Nonlinear effects such as SHG require high electric fields, thus requiring the use of a femtosecond (fs) laser. The laser operates with a pulse width of 200 fs and has high peak powers resulting in nonlinear effects, but the pulses are short enough to prevent sample damage associated with localized heating. Further efforts are taken to prevent sample damage by scanning the laser beam quickly so that it does not remain in one spot long enough to heat the sample.
SHG results from all chiral crystals, including some salts and small molecules that form noncentrosymmetric crystals. These chiral salt and small molecule crystals will result in false positives when imaged in SHG mode. To combat this, SONICC is also equipped with Ultraviolet Two-Photon Excited Fluorescence (UV-TPEF) imaging.

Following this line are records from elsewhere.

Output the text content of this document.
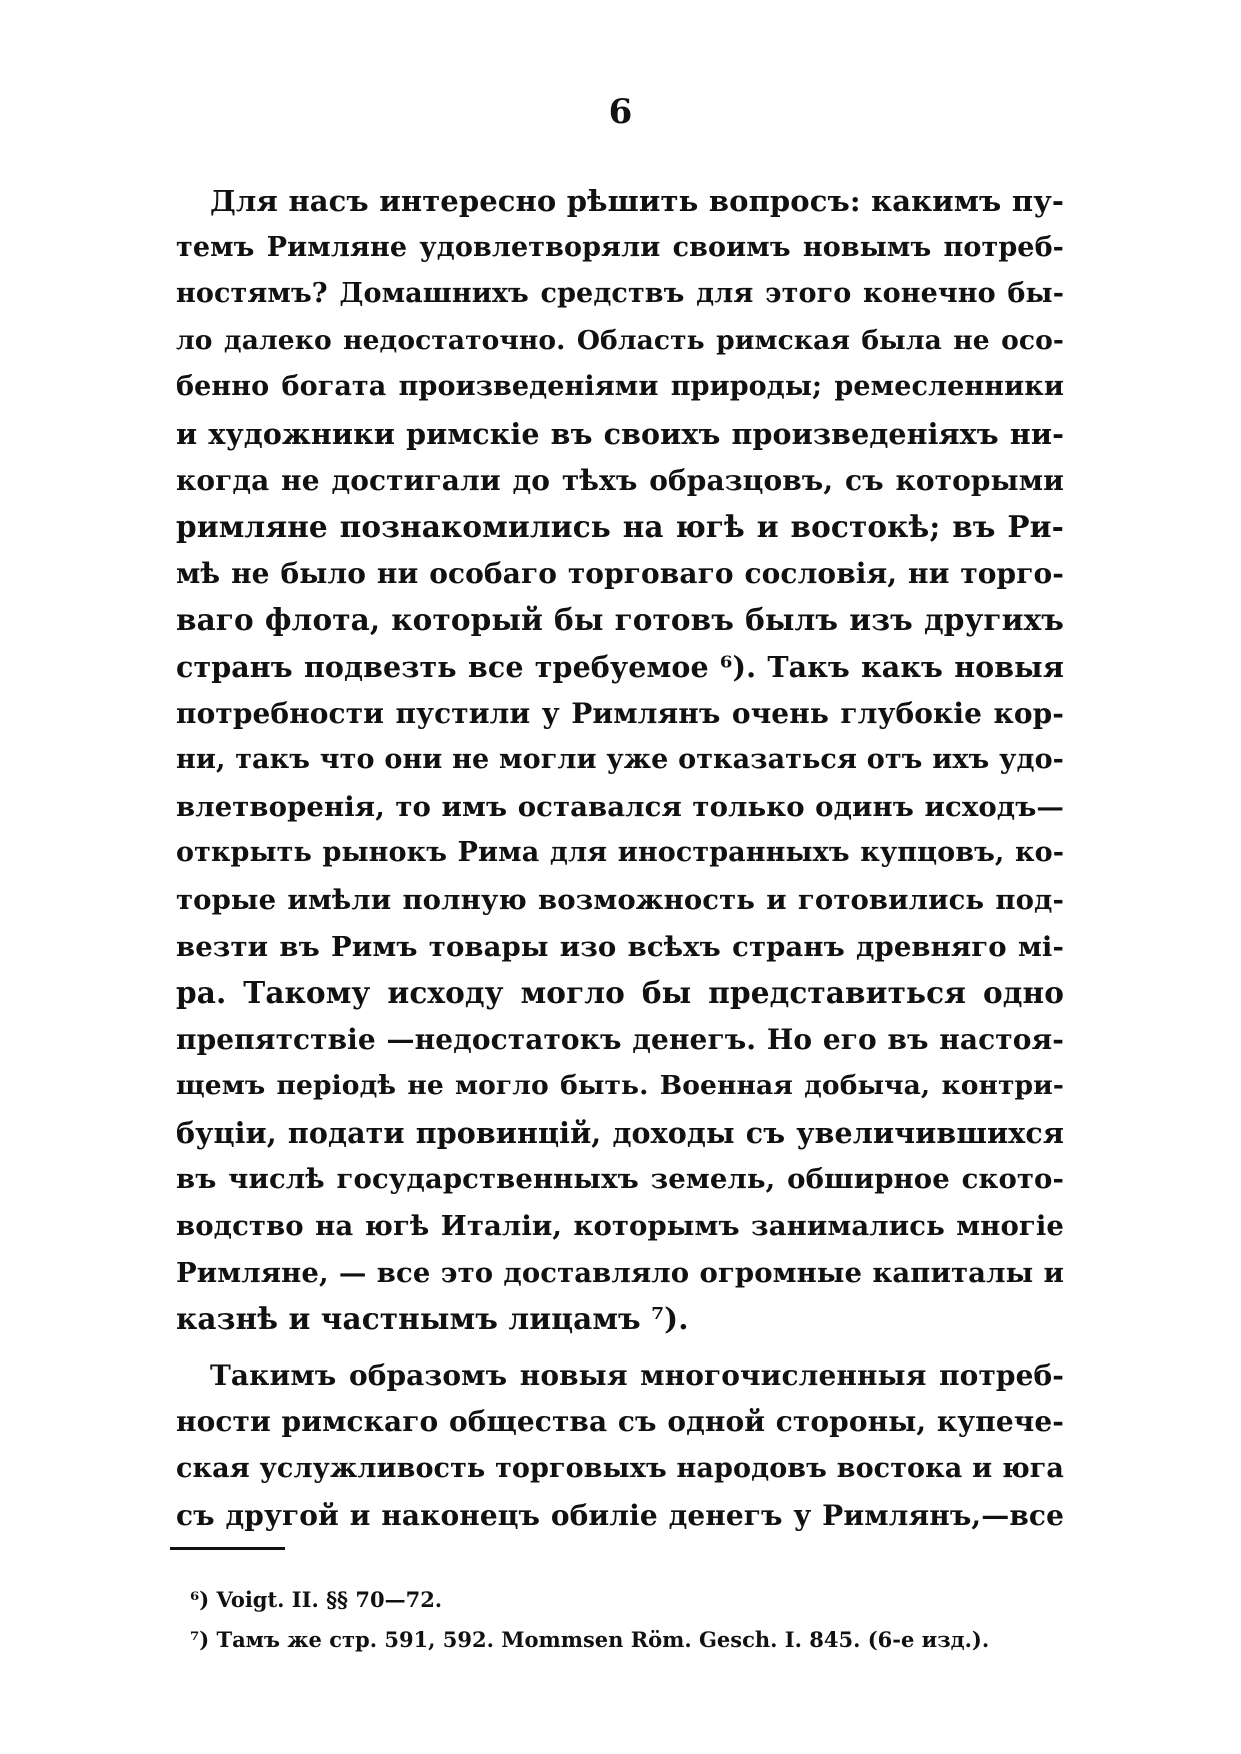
6
Для насъ интересно рѣшить вопросъ: какимъ пу-
темъ Римляне удовлетворяли своимъ новымъ потреб-
ностямъ? Домашнихъ средствъ для этого конечно бы-
ло далеко недостаточно. Область римская была не осо-
бенно богата произведеніями природы; ремесленники
и художники римскіе въ своихъ произведеніяхъ ни-
когда не достигали до тѣхъ образцовъ, съ которыми
римляне познакомились на югѣ и востокѣ; въ Ри-
мѣ не было ни особаго торговаго сословія, ни торго-
ваго флота, который бы готовъ былъ изъ другихъ
странъ подвезть все требуемое ⁶). Такъ какъ новыя
потребности пустили у Римлянъ очень глубокіе кор-
ни, такъ что они не могли уже отказаться отъ ихъ удо-
влетворенія, то имъ оставался только одинъ исходъ—
открыть рынокъ Рима для иностранныхъ купцовъ, ко-
торые имѣли полную возможность и готовились под-
везти въ Римъ товары изо всѣхъ странъ древняго мі-
ра. Такому исходу могло бы представиться одно
препятствіе —недостатокъ денегъ. Но его въ настоя-
щемъ періодѣ не могло быть. Военная добыча, контри-
буціи, подати провинцій, доходы съ увеличившихся
въ числѣ государственныхъ земель, обширное ското-
водство на югѣ Италіи, которымъ занимались многіе
Римляне, — все это доставляло огромные капиталы и
казнѣ и частнымъ лицамъ ⁷).
Такимъ образомъ новыя многочисленныя потреб-
ности римскаго общества съ одной стороны, купече-
ская услужливость торговыхъ народовъ востока и юга
съ другой и наконецъ обиліе денегъ у Римлянъ,—все
⁶) Voigt. II. §§ 70—72.
⁷) Тамъ же стр. 591, 592. Mommsen Röm. Gesch. I. 845. (6-е изд.).
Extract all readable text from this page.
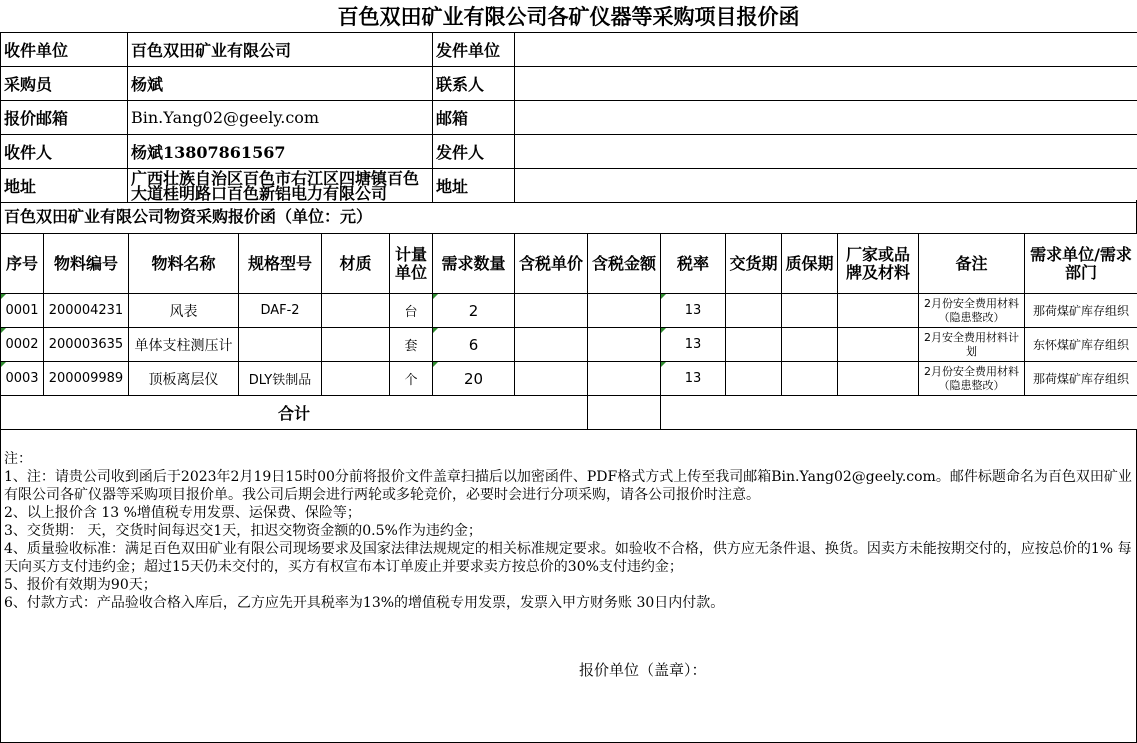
百色双田矿业有限公司各矿仪器等采购项目报价函
收件单位	百色双田矿业有限公司	发件单位	
采购员	杨斌	联系人	
报价邮箱	Bin.Yang02@geely.com	邮箱	
收件人	杨斌13807861567	发件人	
地址	广西壮族自治区百色市右江区四塘镇百色大道桂明路口百色新铝电力有限公司	地址	
百色双田矿业有限公司物资采购报价函（单位：元）
序号	物料编号	物料名称	规格型号	材质	计量单位	需求数量	含税单价	含税金额	税率	交货期	质保期	厂家或品牌及材料	备注	需求单位/需求部门
0001	200004231	风表	DAF-2		台	2			13				2月份安全费用材料（隐患整改）	那荷煤矿库存组织
0002	200003635	单体支柱测压计			套	6			13				2月安全费用材料计划	东怀煤矿库存组织
0003	200009989	顶板离层仪	DLY铁制品		个	20			13				2月份安全费用材料（隐患整改）	那荷煤矿库存组织
合计														

注：

1、注：请贵公司收到函后于2023年2月19日15时00分前将报价文件盖章扫描后以加密函件、PDF格式方式上传至我司邮箱Bin.Yang02@geely.com。邮件标题命名为百色双田矿业有限公司各矿仪器等采购项目报价单。我公司后期会进行两轮或多轮竞价，必要时会进行分项采购，请各公司报价时注意。

2、以上报价含 13 %增值税专用发票、运保费、保险等；

3、交货期： 天，交货时间每迟交1天，扣迟交物资金额的0.5%作为违约金；

4、质量验收标准：满足百色双田矿业有限公司现场要求及国家法律法规规定的相关标准规定要求。如验收不合格，供方应无条件退、换货。因卖方未能按期交付的，应按总价的1% 每天向买方支付违约金；超过15天仍未交付的，买方有权宣布本订单废止并要求卖方按总价的30%支付违约金；

5、报价有效期为90天；

6、付款方式：产品验收合格入库后，乙方应先开具税率为13%的增值税专用发票，发票入甲方财务账 30日内付款。

报价单位（盖章）：
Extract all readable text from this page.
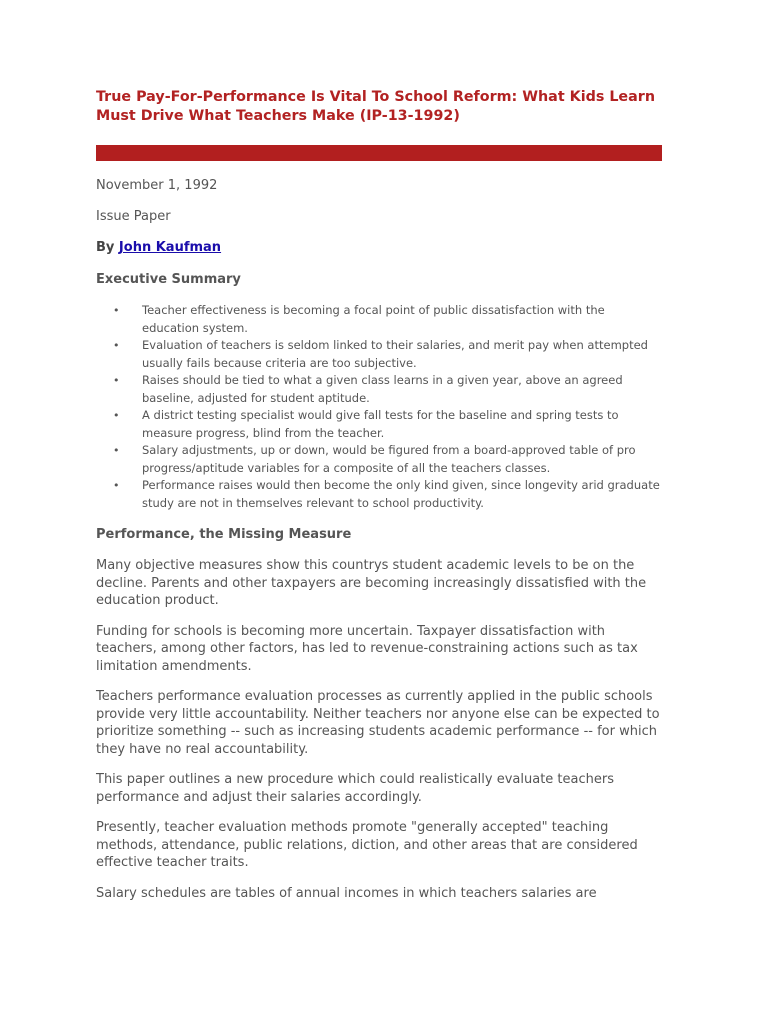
True Pay-For-Performance Is Vital To School Reform: What Kids Learn Must Drive What Teachers Make (IP-13-1992)

November 1, 1992

Issue Paper

By John Kaufman

Executive Summary
• Teacher effectiveness is becoming a focal point of public dissatisfaction with the education system.
• Evaluation of teachers is seldom linked to their salaries, and merit pay when attempted usually fails because criteria are too subjective.
• Raises should be tied to what a given class learns in a given year, above an agreed baseline, adjusted for student aptitude.
• A district testing specialist would give fall tests for the baseline and spring tests to measure progress, blind from the teacher.
• Salary adjustments, up or down, would be figured from a board-approved table of pro progress/aptitude variables for a composite of all the teachers classes.
• Performance raises would then become the only kind given, since longevity arid graduate study are not in themselves relevant to school productivity.
Performance, the Missing Measure

Many objective measures show this countrys student academic levels to be on the decline. Parents and other taxpayers are becoming increasingly dissatisfied with the education product.

Funding for schools is becoming more uncertain. Taxpayer dissatisfaction with teachers, among other factors, has led to revenue-constraining actions such as tax limitation amendments.

Teachers performance evaluation processes as currently applied in the public schools provide very little accountability. Neither teachers nor anyone else can be expected to prioritize something -- such as increasing students academic performance -- for which they have no real accountability.

This paper outlines a new procedure which could realistically evaluate teachers performance and adjust their salaries accordingly.

Presently, teacher evaluation methods promote "generally accepted" teaching methods, attendance, public relations, diction, and other areas that are considered effective teacher traits.

Salary schedules are tables of annual incomes in which teachers salaries are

Ultraviolet Two-Photon Excited Fluorescence (UV-TPEF)
UV-TPEF imaging is analogous to traditional UV fluorescence and creates images based on the fluorescence of UV excited amino acids such as tryptophan. UV-TPEF is a multi-photon technique, and therefore uses longer wavelengths of excitation versus traditional linear imaging. This provides significant advantages including compatibility with more plates, less damage to protein and confocal imaging.
In order to probe a sample’s fluorescence, the laser is doubled with a nonlinear optical (NLO) crystal from 1064 nm to 532 nm. The green light (532 nm) is then used to image the sample. The two-photon equivalent of the green light is 266 nm, which excites any tryptophan amino acids that are present in the sample. The two-photon excited fluorescence (350 – 400 nm) is then collected and used to create a fluorescence image.
|Fixed Zoom||Compound Zoom||Compound Zoom||Compound Zoom|
|Lens/Objective Options||Asphere 20 mm EFL||Asphere 20 mm EFL||Nikon CFI S Plan Fluor ELWD 20X||40x Nikon CFI S Plan Fluor ELWD 40X|
|Maximum FOL†||2.2 x 2.2 mm||2.2 x 2.2 mm||1.3 x 1.3 mm||0.65 x 0.65 mm|
|Lateral Resolution||4 μm||4 μm||2 μm||1.1 μm|
|Working Distance||13.5 mm||13.5 mm||7.5mm||3.5 mm|
† Continuous zoom is available by controlling the angle of the scanning mirrors.
§ N.A. (numerical aperture) is proportional to the detection limit of SHG.
How Does it Work?
1. A femtosecond fiber laser is used to generate the 1064 nm incident IR light.
2. Depending on the mode selected, the wavelength of the laser used to image the sample is changed from IR to green through a nonliner optical crystal.
3. The sample is raster scanned with a resonant mirror along the fast axis and stepped with a galvo-driven mirror for the slow scan axis.
4. A high numerical aperture (NA) objective is used to focus the laser beam onto the sample.
5. The green SHG signal is collected in the transmission direction.
6. UV fluorescence generated in the UV-TPEF mode is collected in the reflected (epi) direction.
7. Photo Multiplier Tubes (PMTs) detect the nonlinear response via photon counting which images are created from.